In an effort to prepare himself for blending his own whisky in a few years, Kiyoi-san has introduced a small amount of their own whisky into the blend. The name? Amahagan is simply Nagahama backward. They do not hide the fact that this is not just their own spirit – in fact, they state it proudly on the label. “The harmony of Nagahama Distillery and world selected malt whiskies”. Is it good? Well, let’s find out…
The nose was stunningly inviting right off of the bat. Golden raisins, stewed prunes, candied apples, bananas, rhubarb, and peaches were all present, engulfed in a sweet creaminess which I could only describe as “cup-cake batter”.
It seems odd when talking about the palate to start with the finish – but I feel one should be prepared for how long this lasts. This whisky is a journey that needs time committed to it in order to fully appreciate it. One should not take rapid-fire sips of this dram, but rather hold it in your mouth and mind for a good couple of minutes. As long as the finish is, the flavour is just as complex. Many of the aforementioned fruits were present on the palate too, but joining them now is apricot and orange. Beneath the fruit however, another layer is revealed – a layer of rich dark chocolate, brioche buns, nutmeg and malt.

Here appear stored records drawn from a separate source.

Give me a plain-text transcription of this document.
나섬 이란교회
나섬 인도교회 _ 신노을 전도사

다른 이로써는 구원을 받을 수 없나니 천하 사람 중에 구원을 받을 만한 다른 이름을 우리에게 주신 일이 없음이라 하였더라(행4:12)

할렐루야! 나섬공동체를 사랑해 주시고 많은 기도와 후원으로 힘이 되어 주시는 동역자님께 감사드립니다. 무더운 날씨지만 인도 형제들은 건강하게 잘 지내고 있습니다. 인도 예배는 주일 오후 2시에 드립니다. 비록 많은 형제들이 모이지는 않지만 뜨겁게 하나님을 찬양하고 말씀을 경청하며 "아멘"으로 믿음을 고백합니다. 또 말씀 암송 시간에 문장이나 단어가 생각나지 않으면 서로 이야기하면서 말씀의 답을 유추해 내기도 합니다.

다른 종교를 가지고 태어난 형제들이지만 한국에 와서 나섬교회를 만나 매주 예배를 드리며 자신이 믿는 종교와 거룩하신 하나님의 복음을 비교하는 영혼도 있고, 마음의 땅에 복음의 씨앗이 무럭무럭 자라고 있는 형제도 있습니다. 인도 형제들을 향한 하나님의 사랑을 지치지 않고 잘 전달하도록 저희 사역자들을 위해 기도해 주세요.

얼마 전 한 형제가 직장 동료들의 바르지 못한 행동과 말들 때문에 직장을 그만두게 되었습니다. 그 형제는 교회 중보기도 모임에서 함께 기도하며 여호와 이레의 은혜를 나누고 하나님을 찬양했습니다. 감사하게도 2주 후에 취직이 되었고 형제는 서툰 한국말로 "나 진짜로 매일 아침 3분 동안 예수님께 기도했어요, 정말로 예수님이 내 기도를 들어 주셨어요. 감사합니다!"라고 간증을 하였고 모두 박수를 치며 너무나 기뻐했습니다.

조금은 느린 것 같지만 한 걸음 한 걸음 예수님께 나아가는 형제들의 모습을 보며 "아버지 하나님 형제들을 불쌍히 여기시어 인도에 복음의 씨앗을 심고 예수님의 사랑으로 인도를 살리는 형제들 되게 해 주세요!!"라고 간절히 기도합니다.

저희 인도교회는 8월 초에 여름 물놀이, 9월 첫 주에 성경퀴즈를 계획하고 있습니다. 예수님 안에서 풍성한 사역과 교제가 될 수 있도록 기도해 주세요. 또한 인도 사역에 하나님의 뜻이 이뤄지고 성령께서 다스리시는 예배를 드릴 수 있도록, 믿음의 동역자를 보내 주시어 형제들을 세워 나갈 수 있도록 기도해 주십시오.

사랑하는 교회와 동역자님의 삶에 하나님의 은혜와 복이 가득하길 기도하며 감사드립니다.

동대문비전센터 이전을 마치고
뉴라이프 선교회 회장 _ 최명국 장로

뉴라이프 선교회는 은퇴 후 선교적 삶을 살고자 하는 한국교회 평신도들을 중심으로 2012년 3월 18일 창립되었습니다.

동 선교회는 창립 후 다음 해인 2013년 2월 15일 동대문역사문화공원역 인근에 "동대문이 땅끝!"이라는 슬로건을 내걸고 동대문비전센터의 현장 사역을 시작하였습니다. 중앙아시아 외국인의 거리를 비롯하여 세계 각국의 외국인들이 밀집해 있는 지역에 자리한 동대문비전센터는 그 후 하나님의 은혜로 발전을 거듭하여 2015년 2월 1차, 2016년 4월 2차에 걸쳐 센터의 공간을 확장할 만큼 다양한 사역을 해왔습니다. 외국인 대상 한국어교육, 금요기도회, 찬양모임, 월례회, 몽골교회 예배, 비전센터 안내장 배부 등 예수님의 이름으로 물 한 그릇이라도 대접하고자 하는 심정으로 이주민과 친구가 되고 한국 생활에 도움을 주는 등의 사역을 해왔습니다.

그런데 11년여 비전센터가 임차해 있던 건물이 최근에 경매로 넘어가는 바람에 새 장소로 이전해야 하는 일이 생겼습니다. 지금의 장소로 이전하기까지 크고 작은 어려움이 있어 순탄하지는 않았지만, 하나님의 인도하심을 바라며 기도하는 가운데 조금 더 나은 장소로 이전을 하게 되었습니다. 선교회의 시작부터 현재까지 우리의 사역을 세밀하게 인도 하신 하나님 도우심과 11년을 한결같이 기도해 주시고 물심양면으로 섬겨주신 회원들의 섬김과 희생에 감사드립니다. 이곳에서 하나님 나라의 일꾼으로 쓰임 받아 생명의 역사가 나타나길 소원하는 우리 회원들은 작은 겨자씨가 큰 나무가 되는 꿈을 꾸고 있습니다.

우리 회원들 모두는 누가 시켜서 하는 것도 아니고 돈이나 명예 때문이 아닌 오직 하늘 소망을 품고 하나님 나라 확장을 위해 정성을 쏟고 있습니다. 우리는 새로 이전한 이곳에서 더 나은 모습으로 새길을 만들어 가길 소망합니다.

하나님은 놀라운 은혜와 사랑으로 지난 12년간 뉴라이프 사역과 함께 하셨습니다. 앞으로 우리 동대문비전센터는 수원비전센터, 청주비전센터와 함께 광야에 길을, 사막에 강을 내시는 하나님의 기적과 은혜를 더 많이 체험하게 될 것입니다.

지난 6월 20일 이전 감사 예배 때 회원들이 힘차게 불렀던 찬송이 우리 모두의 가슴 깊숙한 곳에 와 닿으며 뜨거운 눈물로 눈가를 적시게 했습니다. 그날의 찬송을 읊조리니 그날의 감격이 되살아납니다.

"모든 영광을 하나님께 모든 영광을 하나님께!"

The concept of this whisky is unique and interesting, and it would have been all too easy to just throw together any old whisky and let the marketing team sell it. This is 100% not the case here. You can tell that this whisky has been loveling crafted by someone who truly understands flavour. This is the first attempt from new Japanese whisky blender Takashi Kiyoi, and I think it is an incredible debut. Will it be a one-hit-wonder, or will he join the ranks of Japan’s master blender? Only time will tell, but I know which one I’d bet on. As the label says, “Perfecting this blending technique is our new challenge”, and I think Kiyoi-san will rise to that challenge. Highly recommended.